Ce témoignage touchant de M. Denis Pinard, professeur et directeur de l'École Hamelin retraité, résume bien l'héritage et l'empreinte que Sœur Georgette aura laissés dans le cœur de toutes les générations de Wotton qui l'ont cotoyée : Sr. Georgette était un pilier de l'éducation dans notre communauté et je dirais même dans notre région. Religieuse engagée, enseignante dynamique et combien humaine, directrice d'école donc gestionnaire des relations humaines, matérielles et surtout pédagogiques, Sr. Georgette était connue par ses qualités de grande professionnelle. Pour moi, elle fut une collaboratrice des plus précieuses et surtout un exemple incontesté dans le choix des valeurs à privilégier dans notre milieu. 

 

Elle me disait, en toute confidence, que son premier choix d'orientation de vie fut de devenir religieuse, mais qu'elle aurait aussi bien aimé être mère de famille et là d'une grosse famille... Je peux vous dire que sa famille, elle l'a eue très nombreuse, à compter tous les enfants auprès desquels elle est intervenue soit en les consolant, en les motivant, en les écoutant, en soignant leurs petits bobos et surtout en les éduquant et en les éveillant à poursuivre leur connaissance et cela, dans le respect de chacun. 

 

Elle fut une des rares enseignantes à vouloir poursuivre l'enseignement à tout un groupe d'élèves, dans leur cheminement de la 3e jusqu'à la 6e année. Quand les besoins le demandaient, elle n'hésitait pas à s'offrir pour être titulaire d'une classe à plusieurs niveaux et même à partager son enseignement à temps partiel avec d'autres personnes, même si c'était un jeune homme venant de la grande région de Montréal. Je crois qu'elle fut aussi une des premières au Québec à être directrice non pas de une, deux ou trois écoles, mais bien de quatre écoles primaires dans notre secteur. 

 

Sr. Georgette, nous vous avons proclamée par le passé « Bénévole de l'année » de notre village; aujourd'hui j'aimerais vous dédiée le titre de «Médaillée d'or en éducation de l'école Hamelin». Nos nous souviendrons de vous longtemps et votre nom devrait être gravé dans les corridors des différentes écoles où vous avez tant donné. Merci Sr.
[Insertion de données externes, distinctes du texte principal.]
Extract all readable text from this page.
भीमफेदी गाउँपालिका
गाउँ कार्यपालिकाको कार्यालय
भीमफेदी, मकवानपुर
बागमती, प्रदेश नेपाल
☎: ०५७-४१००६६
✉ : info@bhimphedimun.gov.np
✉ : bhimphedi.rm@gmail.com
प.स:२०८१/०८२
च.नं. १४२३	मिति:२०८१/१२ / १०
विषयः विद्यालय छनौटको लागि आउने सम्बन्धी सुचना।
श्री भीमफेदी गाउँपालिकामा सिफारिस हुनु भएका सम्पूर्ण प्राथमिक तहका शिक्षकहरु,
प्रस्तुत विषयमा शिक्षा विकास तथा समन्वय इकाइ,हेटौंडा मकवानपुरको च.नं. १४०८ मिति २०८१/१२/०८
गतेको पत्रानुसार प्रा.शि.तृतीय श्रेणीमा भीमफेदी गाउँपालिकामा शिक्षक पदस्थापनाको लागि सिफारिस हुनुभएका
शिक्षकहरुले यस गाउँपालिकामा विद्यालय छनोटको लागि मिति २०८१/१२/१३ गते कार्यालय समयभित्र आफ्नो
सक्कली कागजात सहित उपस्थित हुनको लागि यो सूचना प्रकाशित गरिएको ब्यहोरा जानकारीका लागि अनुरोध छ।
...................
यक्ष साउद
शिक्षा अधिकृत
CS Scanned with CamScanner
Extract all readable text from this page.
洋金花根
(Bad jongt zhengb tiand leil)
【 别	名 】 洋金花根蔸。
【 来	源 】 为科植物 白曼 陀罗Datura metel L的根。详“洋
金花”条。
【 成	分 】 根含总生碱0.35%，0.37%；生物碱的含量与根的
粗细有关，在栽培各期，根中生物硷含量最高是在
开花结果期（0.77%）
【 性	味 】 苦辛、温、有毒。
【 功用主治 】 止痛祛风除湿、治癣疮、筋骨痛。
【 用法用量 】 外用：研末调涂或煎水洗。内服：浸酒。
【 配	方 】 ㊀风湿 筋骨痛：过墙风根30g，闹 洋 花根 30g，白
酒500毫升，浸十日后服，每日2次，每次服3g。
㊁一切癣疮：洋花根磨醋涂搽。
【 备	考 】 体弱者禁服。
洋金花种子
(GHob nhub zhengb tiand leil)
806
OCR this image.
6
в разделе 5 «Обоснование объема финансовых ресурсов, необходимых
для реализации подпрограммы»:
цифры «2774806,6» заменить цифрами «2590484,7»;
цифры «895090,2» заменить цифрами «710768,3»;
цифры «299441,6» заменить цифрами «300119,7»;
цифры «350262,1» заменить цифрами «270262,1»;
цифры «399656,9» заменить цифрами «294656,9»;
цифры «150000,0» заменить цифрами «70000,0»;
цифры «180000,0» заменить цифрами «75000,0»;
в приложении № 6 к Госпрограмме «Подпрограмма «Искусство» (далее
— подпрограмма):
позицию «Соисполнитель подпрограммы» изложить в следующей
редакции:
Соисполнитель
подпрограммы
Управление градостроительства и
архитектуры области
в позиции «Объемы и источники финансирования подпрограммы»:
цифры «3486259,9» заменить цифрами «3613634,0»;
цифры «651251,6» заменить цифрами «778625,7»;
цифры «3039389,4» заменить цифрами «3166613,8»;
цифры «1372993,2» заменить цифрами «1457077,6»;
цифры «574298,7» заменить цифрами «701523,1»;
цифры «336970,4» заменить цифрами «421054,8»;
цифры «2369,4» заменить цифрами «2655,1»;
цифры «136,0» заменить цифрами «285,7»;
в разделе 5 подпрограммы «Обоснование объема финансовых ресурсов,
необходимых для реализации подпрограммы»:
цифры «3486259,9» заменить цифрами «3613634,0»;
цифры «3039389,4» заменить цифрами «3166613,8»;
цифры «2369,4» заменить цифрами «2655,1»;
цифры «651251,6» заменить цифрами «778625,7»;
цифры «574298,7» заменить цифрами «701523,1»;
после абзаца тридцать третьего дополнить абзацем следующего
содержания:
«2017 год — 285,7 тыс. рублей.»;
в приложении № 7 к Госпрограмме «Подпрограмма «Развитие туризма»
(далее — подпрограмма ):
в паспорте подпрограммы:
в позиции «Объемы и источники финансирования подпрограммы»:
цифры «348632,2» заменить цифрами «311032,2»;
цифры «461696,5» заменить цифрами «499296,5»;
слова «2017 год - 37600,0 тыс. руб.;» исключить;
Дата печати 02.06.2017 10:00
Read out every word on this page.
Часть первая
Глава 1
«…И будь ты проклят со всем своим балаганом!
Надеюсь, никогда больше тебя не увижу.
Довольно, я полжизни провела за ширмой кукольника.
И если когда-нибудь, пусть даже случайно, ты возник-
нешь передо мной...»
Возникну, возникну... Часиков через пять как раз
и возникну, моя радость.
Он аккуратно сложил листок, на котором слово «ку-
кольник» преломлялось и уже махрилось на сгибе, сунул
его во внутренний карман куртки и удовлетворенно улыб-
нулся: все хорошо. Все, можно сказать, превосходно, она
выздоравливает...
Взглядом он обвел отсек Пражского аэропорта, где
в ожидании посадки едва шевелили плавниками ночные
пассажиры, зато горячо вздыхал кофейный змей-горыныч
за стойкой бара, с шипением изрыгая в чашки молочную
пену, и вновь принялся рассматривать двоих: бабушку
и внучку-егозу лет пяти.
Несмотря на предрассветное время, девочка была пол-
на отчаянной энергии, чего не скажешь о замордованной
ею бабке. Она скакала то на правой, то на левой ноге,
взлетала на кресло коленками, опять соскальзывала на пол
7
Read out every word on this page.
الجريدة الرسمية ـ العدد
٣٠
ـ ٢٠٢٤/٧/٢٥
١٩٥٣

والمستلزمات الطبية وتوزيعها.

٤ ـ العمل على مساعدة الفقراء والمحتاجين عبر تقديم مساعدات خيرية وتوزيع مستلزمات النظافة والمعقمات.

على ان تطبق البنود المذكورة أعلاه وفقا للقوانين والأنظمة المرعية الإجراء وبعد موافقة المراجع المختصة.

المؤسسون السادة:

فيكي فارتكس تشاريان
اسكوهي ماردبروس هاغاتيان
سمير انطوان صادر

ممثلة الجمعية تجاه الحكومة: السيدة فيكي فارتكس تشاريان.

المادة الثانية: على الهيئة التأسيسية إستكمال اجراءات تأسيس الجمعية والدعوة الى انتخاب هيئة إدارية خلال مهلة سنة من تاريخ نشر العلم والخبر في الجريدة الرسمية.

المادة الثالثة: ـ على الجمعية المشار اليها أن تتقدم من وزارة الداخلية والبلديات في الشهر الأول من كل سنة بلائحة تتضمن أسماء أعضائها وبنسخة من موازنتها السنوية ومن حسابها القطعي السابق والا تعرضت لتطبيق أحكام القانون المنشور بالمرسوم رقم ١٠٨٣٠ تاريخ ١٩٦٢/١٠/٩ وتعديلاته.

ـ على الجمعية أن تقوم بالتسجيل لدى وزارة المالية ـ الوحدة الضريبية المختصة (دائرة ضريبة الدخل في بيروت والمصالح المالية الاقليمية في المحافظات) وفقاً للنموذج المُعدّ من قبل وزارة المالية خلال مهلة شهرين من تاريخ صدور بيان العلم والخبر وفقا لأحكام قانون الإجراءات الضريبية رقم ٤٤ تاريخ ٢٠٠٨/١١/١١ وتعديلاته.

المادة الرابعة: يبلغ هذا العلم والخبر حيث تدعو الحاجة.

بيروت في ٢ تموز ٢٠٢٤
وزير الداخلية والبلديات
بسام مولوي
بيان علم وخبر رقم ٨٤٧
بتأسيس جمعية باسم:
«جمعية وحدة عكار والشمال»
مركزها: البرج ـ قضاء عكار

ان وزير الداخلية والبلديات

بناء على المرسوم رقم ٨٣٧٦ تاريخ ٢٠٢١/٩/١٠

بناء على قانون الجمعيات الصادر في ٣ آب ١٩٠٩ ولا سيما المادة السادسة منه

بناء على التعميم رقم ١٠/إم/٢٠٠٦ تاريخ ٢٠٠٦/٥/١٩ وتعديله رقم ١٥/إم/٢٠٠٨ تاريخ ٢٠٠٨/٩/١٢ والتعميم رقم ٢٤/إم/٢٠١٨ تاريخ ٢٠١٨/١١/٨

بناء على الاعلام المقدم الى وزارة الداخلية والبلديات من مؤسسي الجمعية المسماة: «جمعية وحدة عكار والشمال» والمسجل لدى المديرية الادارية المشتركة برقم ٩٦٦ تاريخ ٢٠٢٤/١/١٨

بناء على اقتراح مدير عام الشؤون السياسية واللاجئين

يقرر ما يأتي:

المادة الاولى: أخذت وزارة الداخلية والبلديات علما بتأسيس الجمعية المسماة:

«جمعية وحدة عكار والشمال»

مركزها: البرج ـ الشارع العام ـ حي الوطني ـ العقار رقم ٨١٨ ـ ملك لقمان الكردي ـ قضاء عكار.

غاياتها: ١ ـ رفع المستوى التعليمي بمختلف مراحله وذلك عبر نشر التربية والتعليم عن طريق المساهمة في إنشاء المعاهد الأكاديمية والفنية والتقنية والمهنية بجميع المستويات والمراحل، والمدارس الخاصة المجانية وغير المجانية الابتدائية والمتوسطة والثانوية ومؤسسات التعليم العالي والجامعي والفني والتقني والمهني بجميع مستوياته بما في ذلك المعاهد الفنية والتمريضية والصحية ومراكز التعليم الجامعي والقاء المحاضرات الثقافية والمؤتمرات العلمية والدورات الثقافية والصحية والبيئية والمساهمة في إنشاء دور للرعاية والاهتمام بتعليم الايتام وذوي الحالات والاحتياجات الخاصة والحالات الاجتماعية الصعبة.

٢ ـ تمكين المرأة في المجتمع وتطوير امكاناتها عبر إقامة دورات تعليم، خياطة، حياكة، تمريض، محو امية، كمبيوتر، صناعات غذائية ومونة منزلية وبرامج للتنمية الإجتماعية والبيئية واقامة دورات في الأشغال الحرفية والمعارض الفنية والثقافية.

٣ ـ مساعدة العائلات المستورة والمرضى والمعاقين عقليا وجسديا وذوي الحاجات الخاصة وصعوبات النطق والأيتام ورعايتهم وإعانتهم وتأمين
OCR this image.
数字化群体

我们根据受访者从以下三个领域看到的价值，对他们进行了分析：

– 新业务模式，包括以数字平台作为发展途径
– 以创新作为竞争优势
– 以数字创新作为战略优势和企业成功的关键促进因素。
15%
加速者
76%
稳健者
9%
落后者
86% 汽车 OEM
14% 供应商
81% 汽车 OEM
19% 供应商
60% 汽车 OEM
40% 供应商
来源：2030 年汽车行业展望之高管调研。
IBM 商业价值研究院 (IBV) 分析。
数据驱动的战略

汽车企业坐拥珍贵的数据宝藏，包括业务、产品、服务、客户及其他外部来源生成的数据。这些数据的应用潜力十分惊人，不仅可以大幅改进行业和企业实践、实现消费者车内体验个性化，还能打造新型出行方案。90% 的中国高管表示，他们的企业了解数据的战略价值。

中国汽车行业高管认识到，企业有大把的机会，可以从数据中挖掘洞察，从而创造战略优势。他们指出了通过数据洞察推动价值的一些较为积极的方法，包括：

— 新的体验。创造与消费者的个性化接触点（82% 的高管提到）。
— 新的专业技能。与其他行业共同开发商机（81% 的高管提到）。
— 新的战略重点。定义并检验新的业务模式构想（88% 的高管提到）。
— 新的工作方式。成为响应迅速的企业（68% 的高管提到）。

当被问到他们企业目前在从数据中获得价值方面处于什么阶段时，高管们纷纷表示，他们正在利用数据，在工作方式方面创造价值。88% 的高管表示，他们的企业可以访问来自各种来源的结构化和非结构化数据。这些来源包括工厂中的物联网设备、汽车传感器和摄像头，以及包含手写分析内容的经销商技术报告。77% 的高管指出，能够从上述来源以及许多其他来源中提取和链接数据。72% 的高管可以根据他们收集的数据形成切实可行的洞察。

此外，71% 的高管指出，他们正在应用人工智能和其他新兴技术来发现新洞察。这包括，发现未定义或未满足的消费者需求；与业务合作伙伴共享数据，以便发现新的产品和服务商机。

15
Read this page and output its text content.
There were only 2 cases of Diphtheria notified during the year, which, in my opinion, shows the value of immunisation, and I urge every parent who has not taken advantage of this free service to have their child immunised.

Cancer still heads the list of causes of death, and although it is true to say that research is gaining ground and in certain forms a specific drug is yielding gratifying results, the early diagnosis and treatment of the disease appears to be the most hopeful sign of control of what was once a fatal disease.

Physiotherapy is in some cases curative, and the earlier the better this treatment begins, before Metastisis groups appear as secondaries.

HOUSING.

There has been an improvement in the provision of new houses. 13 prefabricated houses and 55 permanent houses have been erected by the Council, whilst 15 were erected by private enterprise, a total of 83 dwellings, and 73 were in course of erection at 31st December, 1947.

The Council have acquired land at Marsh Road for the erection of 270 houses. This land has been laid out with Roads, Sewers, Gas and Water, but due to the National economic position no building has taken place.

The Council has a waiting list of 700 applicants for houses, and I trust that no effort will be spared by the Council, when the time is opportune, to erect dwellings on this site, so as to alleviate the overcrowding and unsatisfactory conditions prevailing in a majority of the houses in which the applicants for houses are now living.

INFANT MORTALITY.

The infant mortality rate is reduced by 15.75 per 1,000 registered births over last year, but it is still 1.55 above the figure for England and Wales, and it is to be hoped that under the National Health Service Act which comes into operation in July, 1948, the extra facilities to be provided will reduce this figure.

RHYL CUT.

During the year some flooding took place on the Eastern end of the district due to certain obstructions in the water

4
Georgette!

 

A la fin de la cérémonie, Mme Manon Vaillancourt, présidente de la Société d'histoire et du patrimoine de Wotton, a suggéré que le prix annuel qui serait remis pour la première fois en 2010 au Bénévole de l'année porte son nom pour immortaliser sa mémoire. Un espace lui est consacré à cette fin à l'intérieur de l'exposition du Centre d'interprétation de la vie catholique en milieu rural du Québec.